A lot of Union fans are going to disagree with my opinion, and I get that. But hear me out.
Right now, the Union are stuck in a bad salary cap situation. The MLS salary cap this season is $3.845 million. Right now, the Union have over $5 million against the cap according to the numbers provided by the MLS Players’ Union. That number, of course, does not include the team’s Generation Adidas players (Fabian Herbers and Josh Yaro), Homegrown Players (Auston Trusty and Derrick Jones), the loaned-out Eric Ayuk, or the extra salary over the DP threshold on Alejandro Bedoya and Maurice Edu.
To stay cap-compliant, the Union used Targeted Allocation Money (TAM) to buy down the cap hits of Ilsinho, Haris Medunjanin, and Jay Simpson, in addition to the transfer fees of the latter two from Maccabi Tel Aviv and Leyton Orient respectively.

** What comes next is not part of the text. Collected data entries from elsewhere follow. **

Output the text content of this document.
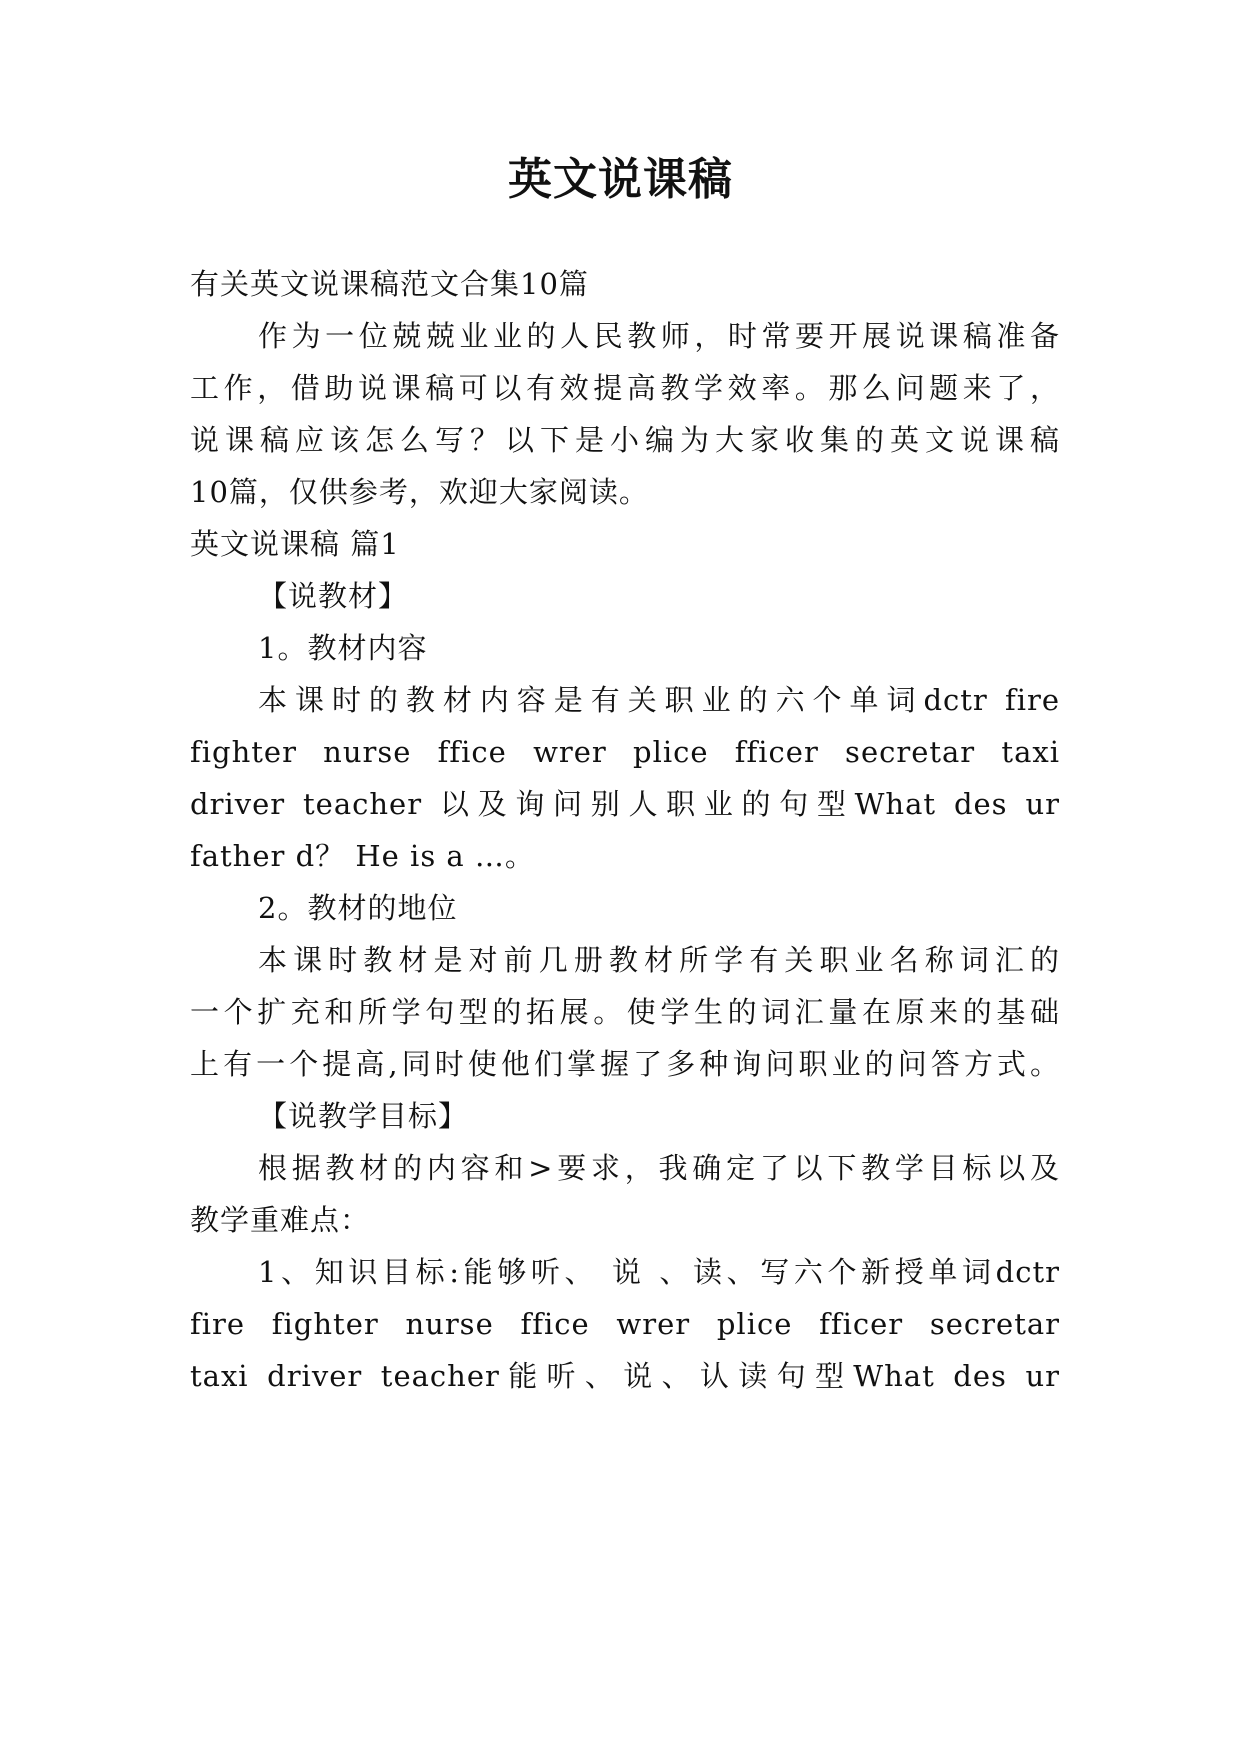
英文说课稿
有关英文说课稿范文合集10篇
作为一位兢兢业业的人民教师，时常要开展说课稿准备
工作，借助说课稿可以有效提高教学效率。那么问题来了，
说课稿应该怎么写？以下是小编为大家收集的英文说课稿
10篇，仅供参考，欢迎大家阅读。
英文说课稿 篇1
【说教材】
1。教材内容
本课时的教材内容是有关职业的六个单词dctr fire
fighter nurse ffice wrer plice fficer secretar taxi
driver teacher 以及询问别人职业的句型What des ur
father d？ He is a …。
2。教材的地位
本课时教材是对前几册教材所学有关职业名称词汇的
一个扩充和所学句型的拓展。使学生的词汇量在原来的基础
上有一个提高,同时使他们掌握了多种询问职业的问答方式。
【说教学目标】
根据教材的内容和>要求，我确定了以下教学目标以及
教学重难点：
1、知识目标:能够听、 说 、读、写六个新授单词dctr
fire fighter nurse ffice wrer plice fficer secretar
taxi driver teacher能听、说、认读句型What des ur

Oh, and along with using TAM to buy down three players, they also traded away TAM to pick up Bedoya (via the allocation order) and Charlie Davies (via trade with New England) last year. So the Union are in a bad cap situation. They’re also out of roster spots with 30 players.

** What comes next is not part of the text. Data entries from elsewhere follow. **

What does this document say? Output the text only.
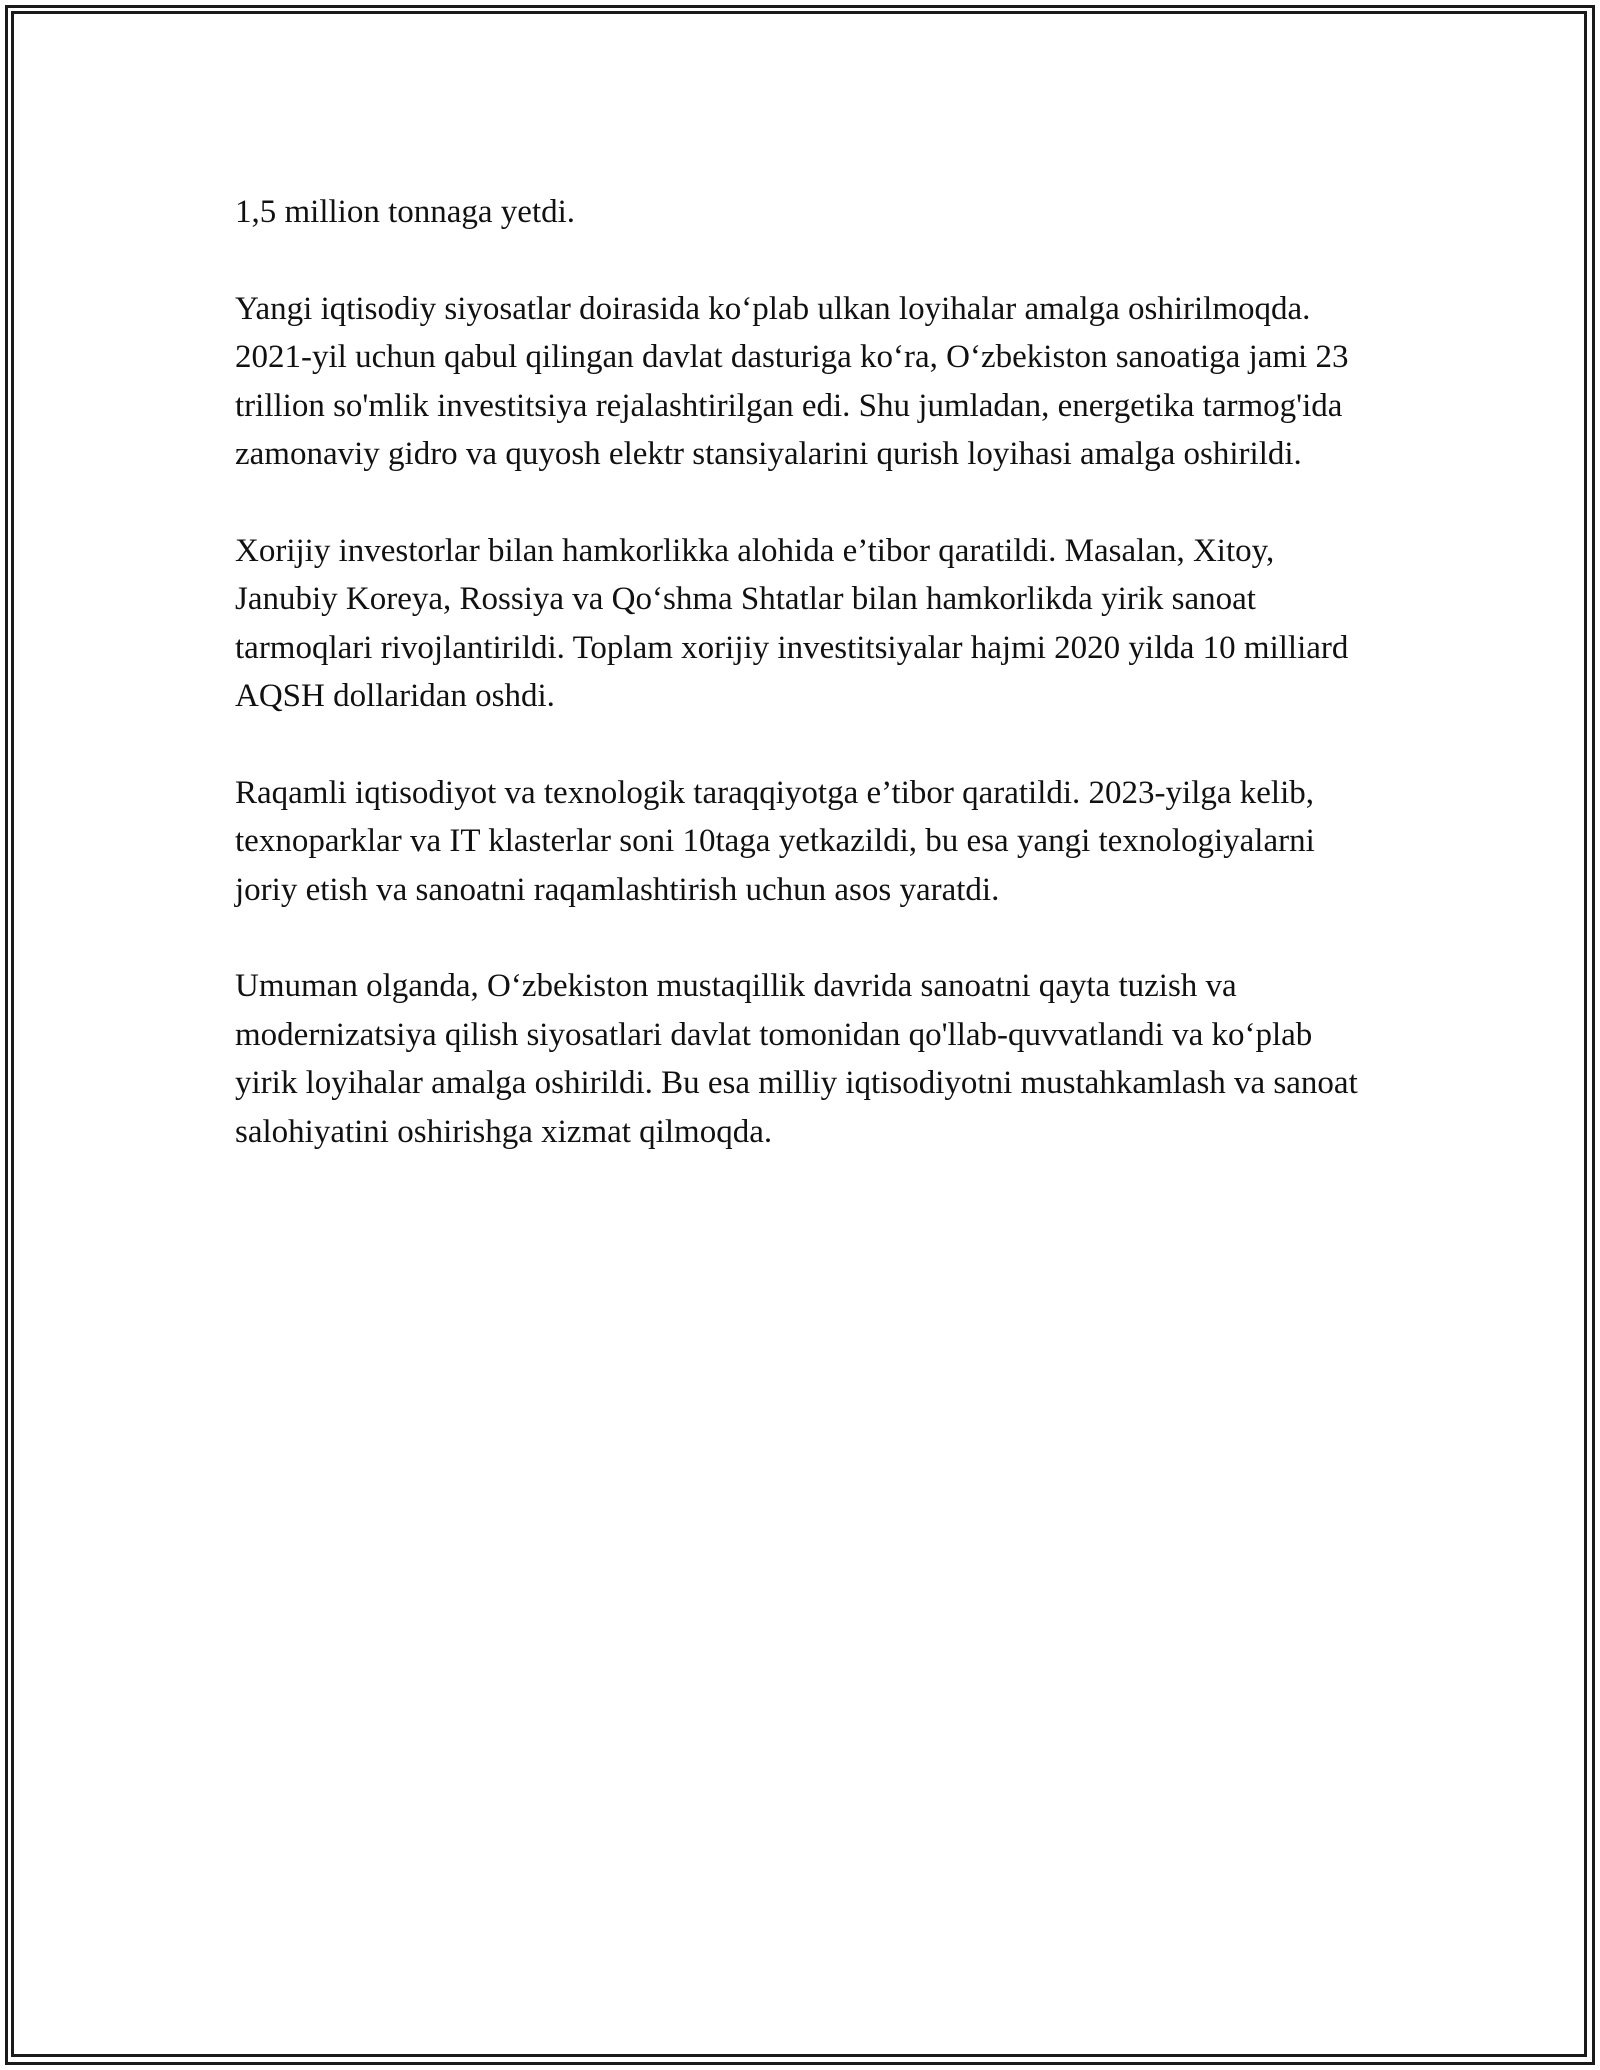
1,5 million tonnaga yetdi.

Yangi iqtisodiy siyosatlar doirasida koʻplab ulkan loyihalar amalga oshirilmoqda. 2021-yil uchun qabul qilingan davlat dasturiga koʻra, Oʻzbekiston sanoatiga jami 23 trillion so'mlik investitsiya rejalashtirilgan edi. Shu jumladan, energetika tarmog'ida zamonaviy gidro va quyosh elektr stansiyalarini qurish loyihasi amalga oshirildi.

Xorijiy investorlar bilan hamkorlikka alohida e’tibor qaratildi. Masalan, Xitoy, Janubiy Koreya, Rossiya va Qoʻshma Shtatlar bilan hamkorlikda yirik sanoat tarmoqlari rivojlantirildi. Toplam xorijiy investitsiyalar hajmi 2020 yilda 10 milliard AQSH dollaridan oshdi.

Raqamli iqtisodiyot va texnologik taraqqiyotga e’tibor qaratildi. 2023-yilga kelib, texnoparklar va IT klasterlar soni 10taga yetkazildi, bu esa yangi texnologiyalarni joriy etish va sanoatni raqamlashtirish uchun asos yaratdi.

Umuman olganda, Oʻzbekiston mustaqillik davrida sanoatni qayta tuzish va modernizatsiya qilish siyosatlari davlat tomonidan qo'llab-quvvatlandi va koʻplab yirik loyihalar amalga oshirildi. Bu esa milliy iqtisodiyotni mustahkamlash va sanoat salohiyatini oshirishga xizmat qilmoqda.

How did they get thrust into this bad cap situation? Bad contracts. Simple. Four in particular stand out right now.
First there’s DP midfielder Maurice Edu ($480,625 cap hit). As of this writing, Edu’s last game with the Union was September 30, 2015, when the Union fell to Sporting KC in the US Open Cup final. He’s taking up a huge chunk of salary to not play for two years. Even if he comes back healthy, where do you play him? I would not want to break up the central midfield pairing of Medunjanin and Bedoya, and even if you did that you’d also be cutting off Derrick Jones’s opportunities at first team football, which goes against the team’s best interest (and Earnie Stewart‘s plan which relies on the talent in the Union Academy developing into first-team footballers).
Then there’s Jay Simpson ($465k salary + TAM buydown) – The justification for splashing TAM on Simpson was that the Union were hoping he would be Bradley Wright-Phillips 2.0. That completely ignored that BWP didn’t get his hefty contract until after a season where he potted 27 goals and EARNED a huge pay hike. Simpson just sorta got big money coming out of League Two despite not being all that prolific at that level.

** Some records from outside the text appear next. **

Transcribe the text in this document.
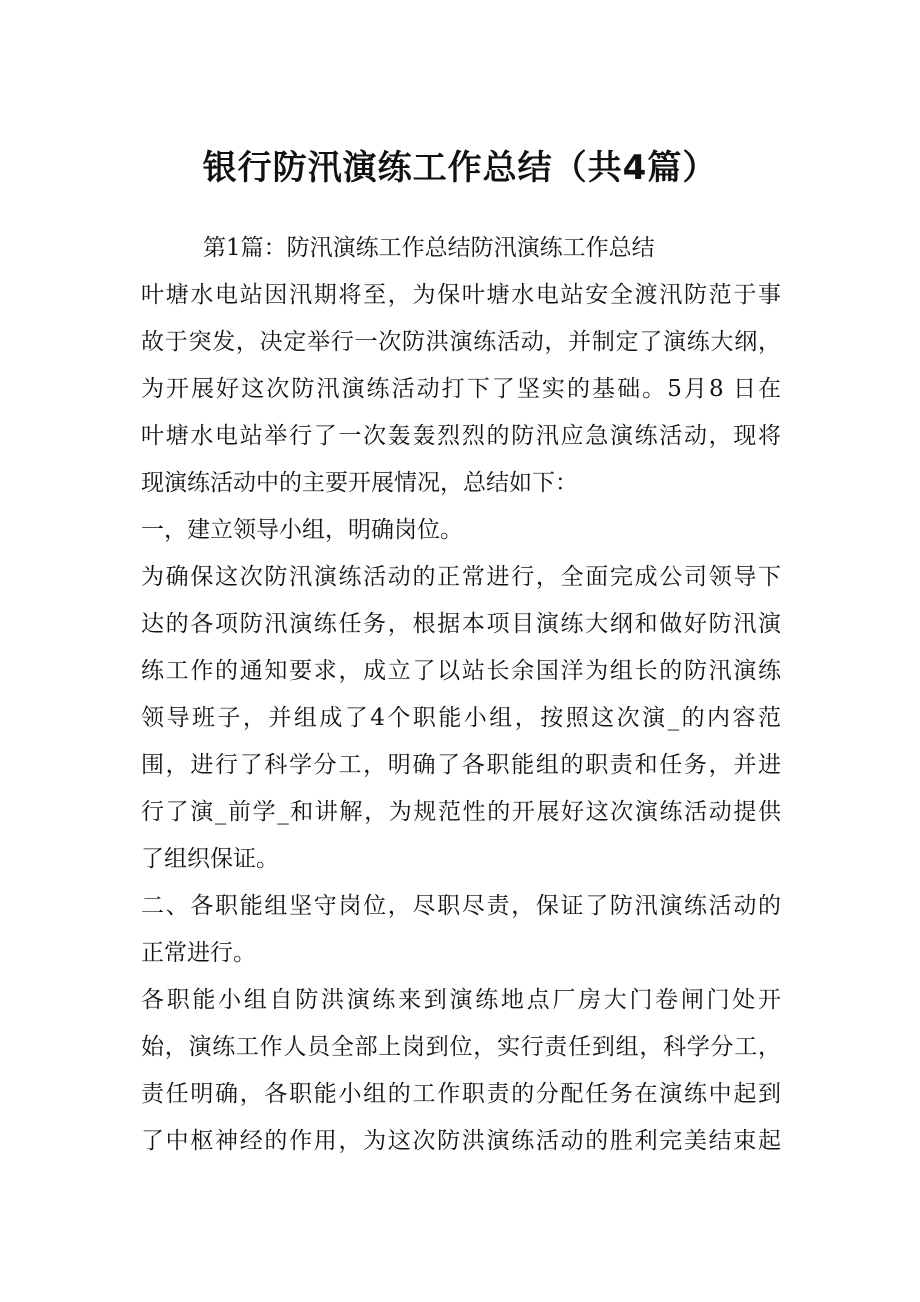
银行防汛演练工作总结（共4篇）
第1篇：防汛演练工作总结防汛演练工作总结
叶塘水电站因汛期将至，为保叶塘水电站安全渡汛防范于事
故于突发，决定举行一次防洪演练活动，并制定了演练大纲，
为开展好这次防汛演练活动打下了坚实的基础。5月8 日在
叶塘水电站举行了一次轰轰烈烈的防汛应急演练活动，现将
现演练活动中的主要开展情况，总结如下：
一，建立领导小组，明确岗位。
为确保这次防汛演练活动的正常进行，全面完成公司领导下
达的各项防汛演练任务，根据本项目演练大纲和做好防汛演
练工作的通知要求，成立了以站长余国洋为组长的防汛演练
领导班子，并组成了4个职能小组，按照这次演_的内容范
围，进行了科学分工，明确了各职能组的职责和任务，并进
行了演_前学_和讲解，为规范性的开展好这次演练活动提供
了组织保证。
二、各职能组坚守岗位，尽职尽责，保证了防汛演练活动的
正常进行。
各职能小组自防洪演练来到演练地点厂房大门卷闸门处开
始，演练工作人员全部上岗到位，实行责任到组，科学分工，
责任明确，各职能小组的工作职责的分配任务在演练中起到
了中枢神经的作用，为这次防洪演练活动的胜利完美结束起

Ilsinho ($465k) is a weird case. On his day, he is very effective – just ask FC Dallas who he brutalized on August 5 for a goal and assist – and can be a treat to watch with his bag of tricks. But other days, he’s just invisible.
And finally we come to Roland Alberg ($345k salary). Alberg’s attitude has been a huge problem for the Zolos this year. After the departure of Tranquillo Barnetta, Alberg basically had the #10 spot handed to him on a platter. Cue him showing up to camp way out of shape, and when he gets on the pitch, he’s not been good enough to win anyone over. He’s twice fought with CJ Sapong over who would take spot kicks, and doesn’t have the final ball the Union needs from a #10.
“But wait, Locria,” you may be asking. “What about that glaring hole at the #10 spot? Don’t you want that filled?”
Of course I do. The Union need to clear up space and allocation money first, though. If you let these guys go at the end of the season, you find a team that now has cap space (especially if a few other players, such as Chris Pontius and Brian Carroll, also leave or take a pay cut), a couple open DP slots, and three international slots (the one recently traded to Columbus will be coming back in 2018). That’s when you take DP money, throw it at a veteran that can help teach young midfielders Adam Najem and Anthony Fontana how to play at a high level. Don’t lose your patience, make a horrible move now, and leave yourself screwed over come the winter.
Making a panic move now would probably not save this season. But staying patient and not making a short-sighted move can set the Union up to be better in 2018.